AdisCross... fantasía de ser tu putita (relato)

Olá, galera!

Queria contar uma fantasia que adorei escrever...

Cheguei em casa mais cedo do que ele tinha falado. Eu tinha acabado de tomar banho, saí correndo pra abrir a porta, só de camiseta e moletom.
Quando abri, ele estava lindo como sempre, me cumprimentou e entramos.
— Desculpa eu estar assim, falei.
— Relaxa, vai se trocar e ficar gostosa como sempre, enquanto eu tomo um banho.

Corri pro quarto... Coloquei as meias ¾ vermelhas, a tanga preta e o catsuit rosa choque que ele adorava, a peruca, e passei batom vermelho vivo.
Esperei ele na sala, super nervosa. Ele saiu do banho e veio na minha direção, o torso enorme, musculoso, os braços definidos, duros. Só de toalha na cintura.
— Tá gostosa, bebona, ele disse.

Começou a me beijar com muito carinho, passou pelo pescoço, peito... começou a me acariciar o corpo todo, me percorreu inteira.
Tirou minha tanga e falou:
— Gosto de você assim, toda depilada, sem um pelo.

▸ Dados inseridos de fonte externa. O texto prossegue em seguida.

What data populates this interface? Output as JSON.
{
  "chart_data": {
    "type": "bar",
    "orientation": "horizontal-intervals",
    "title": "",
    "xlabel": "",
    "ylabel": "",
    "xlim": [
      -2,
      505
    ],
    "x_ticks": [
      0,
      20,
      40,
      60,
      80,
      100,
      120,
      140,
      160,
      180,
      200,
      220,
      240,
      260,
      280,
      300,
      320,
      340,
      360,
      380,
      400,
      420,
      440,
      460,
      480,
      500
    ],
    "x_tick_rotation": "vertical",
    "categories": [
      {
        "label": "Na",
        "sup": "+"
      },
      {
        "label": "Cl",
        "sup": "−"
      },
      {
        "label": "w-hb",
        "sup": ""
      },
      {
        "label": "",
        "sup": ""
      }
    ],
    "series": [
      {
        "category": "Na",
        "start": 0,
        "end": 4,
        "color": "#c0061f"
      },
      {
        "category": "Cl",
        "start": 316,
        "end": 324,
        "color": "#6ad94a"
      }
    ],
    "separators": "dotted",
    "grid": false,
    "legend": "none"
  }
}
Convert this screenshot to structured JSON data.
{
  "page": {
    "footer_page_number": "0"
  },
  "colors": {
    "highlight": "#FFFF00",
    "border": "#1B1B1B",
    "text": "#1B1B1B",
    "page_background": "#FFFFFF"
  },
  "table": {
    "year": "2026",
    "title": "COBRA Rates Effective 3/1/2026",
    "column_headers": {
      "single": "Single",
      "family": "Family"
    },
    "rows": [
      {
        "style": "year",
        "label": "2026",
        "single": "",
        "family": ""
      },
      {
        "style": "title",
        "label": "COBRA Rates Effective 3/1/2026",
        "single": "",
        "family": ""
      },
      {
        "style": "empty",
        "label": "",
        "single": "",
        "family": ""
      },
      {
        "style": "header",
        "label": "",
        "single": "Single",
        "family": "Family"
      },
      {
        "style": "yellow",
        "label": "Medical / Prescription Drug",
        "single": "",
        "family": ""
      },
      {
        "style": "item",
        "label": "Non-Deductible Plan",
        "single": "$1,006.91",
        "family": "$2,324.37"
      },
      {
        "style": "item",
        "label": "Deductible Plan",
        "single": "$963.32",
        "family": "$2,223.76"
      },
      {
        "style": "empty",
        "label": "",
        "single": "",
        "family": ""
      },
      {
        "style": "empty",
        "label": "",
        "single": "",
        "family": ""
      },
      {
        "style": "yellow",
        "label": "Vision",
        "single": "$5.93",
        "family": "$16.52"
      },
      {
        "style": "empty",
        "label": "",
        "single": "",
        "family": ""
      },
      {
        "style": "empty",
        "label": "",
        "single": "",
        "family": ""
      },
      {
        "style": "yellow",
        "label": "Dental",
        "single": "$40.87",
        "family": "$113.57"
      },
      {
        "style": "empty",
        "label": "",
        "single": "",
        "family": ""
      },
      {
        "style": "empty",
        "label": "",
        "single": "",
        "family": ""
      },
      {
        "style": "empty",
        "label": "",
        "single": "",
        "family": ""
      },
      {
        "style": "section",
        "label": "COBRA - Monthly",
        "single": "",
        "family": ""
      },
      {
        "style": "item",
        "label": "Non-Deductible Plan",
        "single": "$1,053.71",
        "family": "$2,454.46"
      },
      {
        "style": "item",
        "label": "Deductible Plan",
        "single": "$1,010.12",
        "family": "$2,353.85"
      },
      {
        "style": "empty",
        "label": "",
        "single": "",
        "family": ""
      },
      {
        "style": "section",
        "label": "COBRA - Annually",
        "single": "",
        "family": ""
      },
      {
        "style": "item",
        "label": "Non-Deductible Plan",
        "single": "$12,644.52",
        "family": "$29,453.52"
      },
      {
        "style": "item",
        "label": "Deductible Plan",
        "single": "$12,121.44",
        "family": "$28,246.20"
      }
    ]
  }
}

Aí ele se levantou, tirou a toalha e, parado na minha frente — eu sentada no sofá — vi o pauzão enorme dele, duro, grande, brilhando de líquido.
Peguei sem hesitar e enfiei na boca de uma vez, gulosa e faminta.
Chupava como dava, porque era grande, enorme... enquanto chupava, sentia a cabecinha do pau dele pulsando dentro da minha boca. Olhei pra ele e falei:
— Vou ficar de joelhos, como a putinha serviçal que sou.

Fiquei de joelhos e ele pediu pra eu olhar pra ele enquanto chupava. Enfiava as bolas na minha boca, umas bolas grandes, cheias de porra.
Eu tava no paraíso, chupando ele de joelhos, olhando nos olhos dele.
— Me segura pela nuca, come minha boca, pedi.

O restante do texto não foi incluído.